Analyse existing, create and maintain new Service Level Objectives.
Troubleshoot, evaluate, and resolve operational challenges contributing to defined SLOs.
Define, improve, and engage in adapting architectural application bottlenecks as observed in the landscape.
Work with other engineering stakeholders on resolving larger architectural bottlenecks.
Work in close collaboration with software development teams to consult on scaling concerns.
Contribute to the future roadmap of software development teams and establish strong operational readiness across teams.
Scale systems through automation, improving change velocity and reliability.
Leverage technical skills to partner with team members and be comfortable diving into a problem as needed.
Work to enable other teams to scale through automation, knowledge-sharing, and self-service activities.

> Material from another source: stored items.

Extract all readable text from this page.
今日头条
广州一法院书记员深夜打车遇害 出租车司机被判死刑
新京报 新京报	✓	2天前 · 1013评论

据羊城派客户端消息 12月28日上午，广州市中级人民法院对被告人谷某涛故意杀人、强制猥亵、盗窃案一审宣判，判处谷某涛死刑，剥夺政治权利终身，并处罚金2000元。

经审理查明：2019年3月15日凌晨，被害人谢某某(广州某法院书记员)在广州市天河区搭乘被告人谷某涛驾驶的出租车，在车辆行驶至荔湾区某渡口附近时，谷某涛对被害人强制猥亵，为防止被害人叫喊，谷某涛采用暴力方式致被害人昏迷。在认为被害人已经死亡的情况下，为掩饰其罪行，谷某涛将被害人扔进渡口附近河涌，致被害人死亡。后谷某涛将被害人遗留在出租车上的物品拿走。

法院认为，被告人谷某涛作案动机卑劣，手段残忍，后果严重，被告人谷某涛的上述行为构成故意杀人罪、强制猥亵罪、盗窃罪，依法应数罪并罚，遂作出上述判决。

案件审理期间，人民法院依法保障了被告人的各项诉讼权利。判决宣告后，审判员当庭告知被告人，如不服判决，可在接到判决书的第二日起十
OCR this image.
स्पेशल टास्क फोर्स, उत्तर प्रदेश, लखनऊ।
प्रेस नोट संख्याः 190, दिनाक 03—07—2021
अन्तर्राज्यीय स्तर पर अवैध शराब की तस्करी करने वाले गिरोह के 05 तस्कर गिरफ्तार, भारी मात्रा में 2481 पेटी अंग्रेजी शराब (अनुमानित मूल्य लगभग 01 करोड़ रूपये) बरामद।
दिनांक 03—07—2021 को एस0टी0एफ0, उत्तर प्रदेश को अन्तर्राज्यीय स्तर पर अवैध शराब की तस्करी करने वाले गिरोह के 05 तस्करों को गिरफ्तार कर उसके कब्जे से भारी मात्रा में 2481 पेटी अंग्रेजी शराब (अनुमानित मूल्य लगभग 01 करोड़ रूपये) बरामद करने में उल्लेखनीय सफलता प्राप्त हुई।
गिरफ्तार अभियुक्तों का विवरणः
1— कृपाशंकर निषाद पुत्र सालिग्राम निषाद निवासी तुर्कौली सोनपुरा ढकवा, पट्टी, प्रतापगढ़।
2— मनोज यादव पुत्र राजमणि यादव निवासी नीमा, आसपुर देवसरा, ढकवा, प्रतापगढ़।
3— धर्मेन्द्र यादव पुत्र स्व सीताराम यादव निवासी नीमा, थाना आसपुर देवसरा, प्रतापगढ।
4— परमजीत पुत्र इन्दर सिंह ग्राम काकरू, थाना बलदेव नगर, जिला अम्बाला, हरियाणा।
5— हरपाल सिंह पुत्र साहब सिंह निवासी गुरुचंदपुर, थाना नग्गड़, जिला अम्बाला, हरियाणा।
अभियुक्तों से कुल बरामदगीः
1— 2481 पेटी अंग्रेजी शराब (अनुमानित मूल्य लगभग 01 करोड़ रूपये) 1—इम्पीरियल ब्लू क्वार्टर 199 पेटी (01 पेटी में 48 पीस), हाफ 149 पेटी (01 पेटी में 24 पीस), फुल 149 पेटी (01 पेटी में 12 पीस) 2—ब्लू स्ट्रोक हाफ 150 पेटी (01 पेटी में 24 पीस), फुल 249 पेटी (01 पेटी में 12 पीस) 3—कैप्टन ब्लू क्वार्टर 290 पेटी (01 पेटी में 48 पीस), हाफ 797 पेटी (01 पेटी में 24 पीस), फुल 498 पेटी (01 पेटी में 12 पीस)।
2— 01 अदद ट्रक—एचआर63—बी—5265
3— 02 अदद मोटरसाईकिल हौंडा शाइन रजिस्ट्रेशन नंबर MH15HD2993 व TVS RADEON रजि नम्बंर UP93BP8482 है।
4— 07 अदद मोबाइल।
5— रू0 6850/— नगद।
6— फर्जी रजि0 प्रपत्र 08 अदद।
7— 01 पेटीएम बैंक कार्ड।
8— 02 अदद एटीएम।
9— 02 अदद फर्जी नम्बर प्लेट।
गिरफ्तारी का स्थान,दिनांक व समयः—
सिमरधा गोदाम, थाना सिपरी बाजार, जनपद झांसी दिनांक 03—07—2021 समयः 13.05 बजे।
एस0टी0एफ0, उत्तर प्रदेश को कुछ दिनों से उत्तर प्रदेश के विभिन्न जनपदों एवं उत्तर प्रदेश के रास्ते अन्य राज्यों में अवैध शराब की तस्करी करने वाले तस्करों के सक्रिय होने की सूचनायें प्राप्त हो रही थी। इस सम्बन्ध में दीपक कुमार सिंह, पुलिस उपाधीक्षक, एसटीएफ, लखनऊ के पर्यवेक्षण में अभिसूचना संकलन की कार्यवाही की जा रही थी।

Automating every operational task is a core requirement for this role. For example, package updates, configuration changes across all environments, creating tools for automatic provisioning of user facing services, etc.
Responding to platform emergencies, alerts, and escalations from Customer Support.
Ensure systems exist to manage software life cycles (e.g. Operating Systems) with a minimum of manual effort.
Develop a fully automated multi-environment observability stack based on available tools sets in the landscape and extend it to predict capacity needs based on the usage patterns.
Plan for new service rollouts, expansion and capacity management of existing services, and work with users to optimise their resource consumption.
Establish clear ongoing cloud efficiency metrics, highlighting both how we should measure success and identifying methods to achieve those improved results.
Implement tools, practise, and process to enable other teams to contribute to efficiency in their areas.
Plan and implement needed changes in cloud environments to drive better observability of usage and improved efficiency.
Configuration management: use Chef and Ansible to effectively manage our infrastructure.
Infrastructure as code: use Terraform and Azure DevOps CI/CD for automation, containerize our environments (Kubernetes), and leverage cloud technologies to meet our goals.
Systems: manage, configure, and troubleshoot operating system issues, storage (block and object), networking, Security, Load balancer, Azure Defender, Application Gateway.
Monitoring and instrumentation: implement metrics in Prometheus, Grafana, log management and related system, and Slack/PagerDuty integrations.
Engineering practices: availability, reliability, and scalability, as well as disaster recovery
Work in a variety of languages: Shell, Ruby, GoLang, Python
Advanced knowledge of cloud services
Kubernetes: cluster provisioning and new services, troubleshooting
Prometheus, Thanos, and Grafana: service catalog metrics and recording rules for alerts.
Log shipping pipelines and incident debugging visualizations
Operating system (Linux) configuration, package management, startup, and troubleshooting
Block and object storage configuration and debugging
Terraform syntax and Azure DevOps CI/CD configuration, pipelines, jobs.